Can this strong demand for cars and couches continue? No. It has been expected for some time that as we get towards the end of the pandemic, consumers around the world will switch their spending back towards services such as travel and entertainment and away from durables. In fact, for durable goods there is some downside risk in sales that might catch some operators out. Generally, we only need a new piece of furniture every 10 to 15 years and speaking personally, tend to upgrade my car only every 15 to 20 years.

So, as we progress through 2022 into 2023, we are likely to see consumer demand for motor vehicles edge down. Assisting this easing in demand will be the high pace of increase in the cost of living as measured by the inflation rate. The latest rate is 4.9 percent, but data soon to be released are likely to show a rate close to
6 percent. With wages growing less than 4 percent on average, this decrease in real spending power will negatively impact most areas of household spending.

In fact, when our borders properly open up, we could easily see a strong outflow of Kiwis to our traditional ‘escape’ labour market of Australia where wages are a lot higher, house prices lower, and the cost of living is better.

Expect supply issues

But there is a key problem with this analysis as presented so far. It concentrates on demand for motor vehicles and other durable goods. But these days the bigger issue for many businesses is availability of goods and materials. Will the supply chain problems affecting vehicle production, sharply higher shipping charges and lagged delivery times ease? Eventually, yes. But that might be a story more for next year than for 2022.

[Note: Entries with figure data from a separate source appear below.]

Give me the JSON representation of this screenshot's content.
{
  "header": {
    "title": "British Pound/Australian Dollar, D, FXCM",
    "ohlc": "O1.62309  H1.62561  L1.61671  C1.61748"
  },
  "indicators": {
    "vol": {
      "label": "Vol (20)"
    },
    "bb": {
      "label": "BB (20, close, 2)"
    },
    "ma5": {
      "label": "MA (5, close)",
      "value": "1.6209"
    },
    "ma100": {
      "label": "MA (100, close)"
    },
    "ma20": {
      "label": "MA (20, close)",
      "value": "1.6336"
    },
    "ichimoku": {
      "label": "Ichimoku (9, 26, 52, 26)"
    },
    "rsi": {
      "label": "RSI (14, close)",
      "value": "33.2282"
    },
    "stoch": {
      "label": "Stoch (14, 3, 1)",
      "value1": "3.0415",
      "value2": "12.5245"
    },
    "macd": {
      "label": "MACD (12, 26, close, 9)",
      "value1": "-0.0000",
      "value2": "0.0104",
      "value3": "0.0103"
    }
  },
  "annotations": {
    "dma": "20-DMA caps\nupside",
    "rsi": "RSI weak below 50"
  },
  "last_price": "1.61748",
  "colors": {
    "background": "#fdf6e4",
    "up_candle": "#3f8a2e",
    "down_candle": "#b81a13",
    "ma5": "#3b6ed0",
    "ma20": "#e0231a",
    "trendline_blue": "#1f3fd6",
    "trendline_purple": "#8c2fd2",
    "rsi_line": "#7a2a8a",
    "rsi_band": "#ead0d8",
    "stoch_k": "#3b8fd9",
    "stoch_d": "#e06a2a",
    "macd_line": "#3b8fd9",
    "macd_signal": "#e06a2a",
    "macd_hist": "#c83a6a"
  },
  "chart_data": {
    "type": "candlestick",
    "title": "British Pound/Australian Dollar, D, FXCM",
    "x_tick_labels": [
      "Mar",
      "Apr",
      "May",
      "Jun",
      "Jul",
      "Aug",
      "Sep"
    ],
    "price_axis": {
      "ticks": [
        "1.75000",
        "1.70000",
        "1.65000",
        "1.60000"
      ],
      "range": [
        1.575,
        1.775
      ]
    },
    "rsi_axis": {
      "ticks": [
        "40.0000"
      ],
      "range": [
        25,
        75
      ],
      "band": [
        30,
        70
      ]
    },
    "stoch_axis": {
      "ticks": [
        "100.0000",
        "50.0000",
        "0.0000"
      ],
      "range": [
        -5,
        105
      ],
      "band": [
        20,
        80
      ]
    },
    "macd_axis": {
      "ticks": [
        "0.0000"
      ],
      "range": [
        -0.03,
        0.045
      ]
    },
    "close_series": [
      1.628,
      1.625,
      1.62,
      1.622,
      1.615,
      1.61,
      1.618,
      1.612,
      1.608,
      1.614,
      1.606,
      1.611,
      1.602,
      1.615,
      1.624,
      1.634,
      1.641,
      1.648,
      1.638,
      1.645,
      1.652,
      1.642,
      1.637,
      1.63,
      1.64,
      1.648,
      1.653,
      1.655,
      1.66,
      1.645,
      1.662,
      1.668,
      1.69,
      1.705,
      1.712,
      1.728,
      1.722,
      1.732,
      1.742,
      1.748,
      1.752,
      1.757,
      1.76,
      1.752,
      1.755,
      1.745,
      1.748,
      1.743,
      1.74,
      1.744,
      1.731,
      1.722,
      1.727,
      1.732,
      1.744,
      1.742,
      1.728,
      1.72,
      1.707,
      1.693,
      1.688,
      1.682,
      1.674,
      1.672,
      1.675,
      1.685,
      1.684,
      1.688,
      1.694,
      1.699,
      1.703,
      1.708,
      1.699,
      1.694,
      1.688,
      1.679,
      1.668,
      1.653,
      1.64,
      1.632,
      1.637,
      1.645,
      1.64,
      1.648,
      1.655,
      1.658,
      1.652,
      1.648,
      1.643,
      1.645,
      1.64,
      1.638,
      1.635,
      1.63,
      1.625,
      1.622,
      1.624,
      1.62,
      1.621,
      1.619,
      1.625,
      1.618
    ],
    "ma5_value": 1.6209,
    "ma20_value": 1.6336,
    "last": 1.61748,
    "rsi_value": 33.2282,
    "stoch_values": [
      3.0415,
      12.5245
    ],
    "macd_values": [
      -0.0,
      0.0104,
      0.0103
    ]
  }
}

The Omicron variant of Covid-19 is bypassing some vaccination protection and causing the biggest surge in people calling in sick ever seen. This is disrupting the ability of businesses to function in affected countries and it looks like all countries will eventually go through this phase. That is part of the problem.

Most goods, including motor vehicles, are made from parts sourced across a wide range of countries. As one group of countries passes through what looks to be about a two-month period of extreme worker absenteeism, another group will start their process. Australia, for instance, will experience declining numbers of new infections and worker absences before our surge starts.

This rolling through of production interruptions will compromise supply chains this year – particularly when China eventually abandons its continuing eradication strategy and accepts the passing through of Omicron.

The upshot is that for 2022 ongoing supply chain disruptions will tend to keep raising vehicle prices at the same time as demand starts to pull back largely in the consumer market. And 2023? Hopefully by then supply chains will be much improved. But the by then much weaker housing market and even higher interest rates will further subdue consumer demand. However, that’s a story for another day.